Die Arbeitsmedizin bezeichnet das Verhalten von Arbeitnehmern, krank bei der Arbeit zu erscheinen, als „Präsentismus“, der besonders häufig in konjunkturschwachen Phasen und bei hoher Arbeitslosigkeit zu beobachten ist. Meist steckt Angst um den Arbeitsplatz dahinter.

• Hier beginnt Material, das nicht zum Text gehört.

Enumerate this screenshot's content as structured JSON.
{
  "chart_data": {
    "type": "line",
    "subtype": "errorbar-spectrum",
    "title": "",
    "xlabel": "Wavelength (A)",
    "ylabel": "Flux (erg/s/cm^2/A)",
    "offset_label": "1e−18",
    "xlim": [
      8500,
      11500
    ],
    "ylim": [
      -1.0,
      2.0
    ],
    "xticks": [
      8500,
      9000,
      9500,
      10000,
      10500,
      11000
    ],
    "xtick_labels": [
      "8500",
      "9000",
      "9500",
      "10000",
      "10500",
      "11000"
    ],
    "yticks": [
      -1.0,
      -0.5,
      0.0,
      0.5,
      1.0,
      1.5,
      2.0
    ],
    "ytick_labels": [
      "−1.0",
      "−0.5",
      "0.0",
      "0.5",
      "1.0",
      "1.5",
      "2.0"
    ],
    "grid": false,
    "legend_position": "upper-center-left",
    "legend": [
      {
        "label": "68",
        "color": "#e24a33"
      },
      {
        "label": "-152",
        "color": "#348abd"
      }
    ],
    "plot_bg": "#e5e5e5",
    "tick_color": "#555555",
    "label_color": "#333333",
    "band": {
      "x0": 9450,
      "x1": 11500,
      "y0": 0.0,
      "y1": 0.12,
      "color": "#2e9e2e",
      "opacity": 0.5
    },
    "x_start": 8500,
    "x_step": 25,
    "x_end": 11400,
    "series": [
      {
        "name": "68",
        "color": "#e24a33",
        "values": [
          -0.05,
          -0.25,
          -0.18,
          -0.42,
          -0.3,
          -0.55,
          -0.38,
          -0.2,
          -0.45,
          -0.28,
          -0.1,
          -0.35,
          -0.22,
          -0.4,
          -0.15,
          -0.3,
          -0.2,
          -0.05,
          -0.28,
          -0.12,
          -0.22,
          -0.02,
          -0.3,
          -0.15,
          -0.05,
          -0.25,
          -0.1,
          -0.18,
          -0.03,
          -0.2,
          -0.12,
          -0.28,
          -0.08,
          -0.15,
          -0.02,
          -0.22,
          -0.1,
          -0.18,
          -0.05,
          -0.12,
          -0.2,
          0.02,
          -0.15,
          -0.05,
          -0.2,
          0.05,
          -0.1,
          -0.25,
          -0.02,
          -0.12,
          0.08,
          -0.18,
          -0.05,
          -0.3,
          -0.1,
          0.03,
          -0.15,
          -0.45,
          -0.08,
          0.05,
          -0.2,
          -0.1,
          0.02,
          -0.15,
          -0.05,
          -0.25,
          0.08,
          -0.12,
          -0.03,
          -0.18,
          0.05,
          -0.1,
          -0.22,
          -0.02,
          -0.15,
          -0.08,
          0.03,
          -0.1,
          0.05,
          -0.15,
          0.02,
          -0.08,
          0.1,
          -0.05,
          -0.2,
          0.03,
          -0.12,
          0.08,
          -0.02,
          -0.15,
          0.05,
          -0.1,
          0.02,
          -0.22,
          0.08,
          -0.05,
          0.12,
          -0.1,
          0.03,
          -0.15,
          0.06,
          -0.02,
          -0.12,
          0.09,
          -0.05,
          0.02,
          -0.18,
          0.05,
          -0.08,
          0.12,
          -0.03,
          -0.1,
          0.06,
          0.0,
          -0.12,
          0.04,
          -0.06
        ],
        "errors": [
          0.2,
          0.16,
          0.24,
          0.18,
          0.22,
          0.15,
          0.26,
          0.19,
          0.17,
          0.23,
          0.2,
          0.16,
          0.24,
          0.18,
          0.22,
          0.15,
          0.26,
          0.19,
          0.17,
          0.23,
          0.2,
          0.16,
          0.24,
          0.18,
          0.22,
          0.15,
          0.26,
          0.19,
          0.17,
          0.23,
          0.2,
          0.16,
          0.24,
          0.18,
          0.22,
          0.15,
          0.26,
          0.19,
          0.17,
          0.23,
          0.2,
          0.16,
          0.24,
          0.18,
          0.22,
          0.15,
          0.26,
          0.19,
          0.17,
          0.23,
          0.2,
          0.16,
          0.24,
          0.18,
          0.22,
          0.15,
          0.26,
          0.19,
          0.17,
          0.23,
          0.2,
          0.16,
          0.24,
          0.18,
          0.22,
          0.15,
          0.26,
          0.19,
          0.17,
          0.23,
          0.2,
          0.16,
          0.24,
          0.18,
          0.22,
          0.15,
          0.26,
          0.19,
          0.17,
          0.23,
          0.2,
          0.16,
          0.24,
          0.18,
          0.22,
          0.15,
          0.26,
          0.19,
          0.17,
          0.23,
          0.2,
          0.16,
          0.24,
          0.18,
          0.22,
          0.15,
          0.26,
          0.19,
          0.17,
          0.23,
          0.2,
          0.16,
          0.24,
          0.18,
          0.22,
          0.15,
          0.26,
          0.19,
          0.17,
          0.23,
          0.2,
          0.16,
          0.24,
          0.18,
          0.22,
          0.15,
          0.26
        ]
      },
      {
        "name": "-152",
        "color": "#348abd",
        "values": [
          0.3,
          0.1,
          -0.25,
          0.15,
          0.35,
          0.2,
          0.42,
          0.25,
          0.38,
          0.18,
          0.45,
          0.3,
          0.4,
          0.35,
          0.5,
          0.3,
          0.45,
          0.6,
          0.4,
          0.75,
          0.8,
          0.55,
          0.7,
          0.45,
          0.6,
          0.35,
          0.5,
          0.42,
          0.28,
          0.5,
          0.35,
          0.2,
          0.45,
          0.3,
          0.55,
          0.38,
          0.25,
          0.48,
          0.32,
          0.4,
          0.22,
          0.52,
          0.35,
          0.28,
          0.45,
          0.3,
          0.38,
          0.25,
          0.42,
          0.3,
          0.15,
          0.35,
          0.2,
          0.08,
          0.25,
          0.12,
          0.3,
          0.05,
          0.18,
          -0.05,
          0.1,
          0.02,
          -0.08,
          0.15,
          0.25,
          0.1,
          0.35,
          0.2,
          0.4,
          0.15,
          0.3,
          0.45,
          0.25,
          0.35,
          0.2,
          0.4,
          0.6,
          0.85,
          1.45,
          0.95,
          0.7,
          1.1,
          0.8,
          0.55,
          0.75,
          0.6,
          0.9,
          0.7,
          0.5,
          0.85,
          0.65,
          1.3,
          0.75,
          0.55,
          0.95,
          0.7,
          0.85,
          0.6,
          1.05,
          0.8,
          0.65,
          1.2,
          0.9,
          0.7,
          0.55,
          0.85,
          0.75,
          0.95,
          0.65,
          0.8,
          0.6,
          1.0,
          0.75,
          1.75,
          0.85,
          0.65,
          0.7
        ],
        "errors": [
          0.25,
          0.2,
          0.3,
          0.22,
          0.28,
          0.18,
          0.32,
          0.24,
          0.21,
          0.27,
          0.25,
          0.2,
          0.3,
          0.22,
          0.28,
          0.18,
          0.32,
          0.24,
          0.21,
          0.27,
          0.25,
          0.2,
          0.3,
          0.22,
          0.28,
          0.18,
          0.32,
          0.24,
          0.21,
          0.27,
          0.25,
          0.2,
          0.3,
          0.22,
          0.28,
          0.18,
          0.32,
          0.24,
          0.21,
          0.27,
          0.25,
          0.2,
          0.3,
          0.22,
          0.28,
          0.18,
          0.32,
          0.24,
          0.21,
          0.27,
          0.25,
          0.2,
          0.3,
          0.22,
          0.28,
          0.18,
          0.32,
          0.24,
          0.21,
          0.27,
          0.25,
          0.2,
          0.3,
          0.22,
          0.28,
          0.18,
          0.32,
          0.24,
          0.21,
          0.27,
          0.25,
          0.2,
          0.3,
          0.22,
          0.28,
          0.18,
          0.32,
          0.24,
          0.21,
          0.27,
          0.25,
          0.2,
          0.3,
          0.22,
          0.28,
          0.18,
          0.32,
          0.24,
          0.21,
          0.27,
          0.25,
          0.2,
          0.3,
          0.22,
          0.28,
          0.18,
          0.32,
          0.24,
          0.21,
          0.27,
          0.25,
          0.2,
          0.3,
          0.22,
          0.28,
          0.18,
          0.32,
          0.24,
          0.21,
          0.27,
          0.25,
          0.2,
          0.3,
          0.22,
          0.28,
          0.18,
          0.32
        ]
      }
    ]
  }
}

Laut Studie kostet Präsentismus deutsche ünternehmen doppelt so viel, wie die reine Abwesenheit kranker Mitarbeiter zu Buche schlagen würde, die ihre Krankheit zu Hause auskurieren. Die kostentreibenden Gründe seien vielfältig: Wer krank am Arbeitsplatz arbeite, leiste weniger, mache häufiger Fehler und werde häufiger Opfer eines Unfalls. Präsentismus begünstige zudem eine Chronifi-zierung. Einen Lösungsweg sieht die Studie in einer Verbesserung der betrieblichen Gesundheitsvorsorge, damit Arbeitnehmer sensibler für die eigene Gesundheit werden.